Hier soir, j’empotais de la sauce à spaghetti après un délicieux repas et ça m’a rappelé cette histoire.
Il y a quelques années, j’étais avec quelques amis, dont un couple composé d’un Québécois et d’un Italien, ce dernier visitant le pays de son chum pour la première fois. Nous marchions dans les sentiers du parc Forillon, ce qui est une bonne façon de convaincre n’importe qui que le wow existe ici comme ailleurs. Marchant sur ce chemin de fine garnotte qui donnait accès à une vue sur la baie de Gaspé et sur l’immensité du golfe du Saint-Laurent, j’ai posé une question dont je ne suis pas particulièrement fier. J’ai demandé – un peu à la manière d’un plouc sans sophistiquance – comment les Italiens appellent cette délicieuse sauce tomatée que l’on fait ici avec de la viande hachée, des oignons et des ingrédients-mystères-que-je-ne-te-révélérais-pas-même-si-tu-me-waterboardais.
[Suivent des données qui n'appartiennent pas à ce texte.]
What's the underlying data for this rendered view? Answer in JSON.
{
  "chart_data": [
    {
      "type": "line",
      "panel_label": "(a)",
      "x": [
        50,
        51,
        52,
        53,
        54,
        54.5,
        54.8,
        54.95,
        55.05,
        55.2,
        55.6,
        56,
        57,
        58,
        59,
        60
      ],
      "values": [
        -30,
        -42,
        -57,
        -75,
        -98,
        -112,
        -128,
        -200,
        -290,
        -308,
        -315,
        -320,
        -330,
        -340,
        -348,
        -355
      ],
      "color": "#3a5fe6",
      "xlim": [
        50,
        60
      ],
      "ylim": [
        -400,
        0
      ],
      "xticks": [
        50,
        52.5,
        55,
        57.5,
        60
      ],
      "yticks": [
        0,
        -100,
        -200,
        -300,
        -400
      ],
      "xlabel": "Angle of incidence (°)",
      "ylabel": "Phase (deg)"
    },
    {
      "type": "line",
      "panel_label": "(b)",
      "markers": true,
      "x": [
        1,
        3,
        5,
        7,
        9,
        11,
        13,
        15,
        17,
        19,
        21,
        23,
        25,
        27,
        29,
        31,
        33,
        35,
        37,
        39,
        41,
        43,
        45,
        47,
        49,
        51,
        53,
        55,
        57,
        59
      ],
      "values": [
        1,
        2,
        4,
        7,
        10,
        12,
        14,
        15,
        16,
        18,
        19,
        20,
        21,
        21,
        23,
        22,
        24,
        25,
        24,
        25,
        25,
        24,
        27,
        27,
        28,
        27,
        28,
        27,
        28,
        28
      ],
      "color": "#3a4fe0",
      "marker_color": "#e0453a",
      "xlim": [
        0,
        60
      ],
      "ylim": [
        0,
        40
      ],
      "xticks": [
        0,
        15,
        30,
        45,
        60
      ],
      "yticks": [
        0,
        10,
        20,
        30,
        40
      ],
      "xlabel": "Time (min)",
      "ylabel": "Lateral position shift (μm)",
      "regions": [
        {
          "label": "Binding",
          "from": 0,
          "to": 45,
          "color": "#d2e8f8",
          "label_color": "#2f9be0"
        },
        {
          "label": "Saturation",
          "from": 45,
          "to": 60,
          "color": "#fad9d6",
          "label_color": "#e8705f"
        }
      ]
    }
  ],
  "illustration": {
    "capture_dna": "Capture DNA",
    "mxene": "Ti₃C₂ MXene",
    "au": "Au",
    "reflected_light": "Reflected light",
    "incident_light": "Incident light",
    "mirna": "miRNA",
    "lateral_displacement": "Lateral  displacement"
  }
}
À ce sujet, je ne veux pas me vanter (un mensonge éhonté), mais disons que ma sauce à spaghatte casse toutte. Oui-oui, peut-être que la tienne est bonne aussi… à sa manière; mais crois-moi, elle ne joue juste pas dans la même ligue que la mienne. C’est comme ça, c’est un fait. Comme la gravité. Ou la bêtise. Ou la gravité de la bêtise. Pour te donner une idée, ma grand-mère est passée de vie à trépas juste après avoir goûté à ma sauce en disant : «Mon travail sur cette terre est terminé. Argl…» C’est te dire.
L’ami québécois traduit pour son chum en italien. Pour te donner un peu de background sur les personnages, disons que l’Italien était plus du style Umberto Eco (en genre un milliard de fois plus cute) et beaucoup moins du style Silvio Berlusconi : c’était un jeune homme érudit, plein de culture, versé dans le design et l’architecture. C’est donc avec une grimace de semi-dégoût qu’on m’apprit que ce type de sauce pour pâtes est appelée «ragù», qu’il y en a plusieurs variétés selon les régions, qu’elle ne fait PAS partie de la grande cuisine italienne et qu’elle est souvent vendue le midi sur les chantiers de construction. J’ai alors songé pour la première fois de ma vie que je serais peut-être à ma place sur un chantier de construction. Puis, j’ai pensé à ça et je me suis souvenu que, dans ma vie, j’ai eu la chance d’aller dans de très grands restaurants à Paris, New York, Londres, Madrid, Saint-Eustache, etc. J’ai apprécié des mets fins, des grands crus et des constructions culinaires complexes. Mais j’ai beau chercher parmi ces expériences de haute voltige, il n’y a pas grand-chose qui accote une assiette de spaghatte avec un grand verre de lait.
Bref, je suppose que tout est question de perspective.
(Bonus : hier soir, je suis allé dans mon jardin couper du basilic avec des ciseaux. Plus tard dans la soirée, je me suis taillé la moustache avec les mêmes ciseaux. Ai-je besoin de te dire que j’ai tout de suite été submergé d’effluves délicieusement méditerranéens? Je te le recommande vigoureusement.)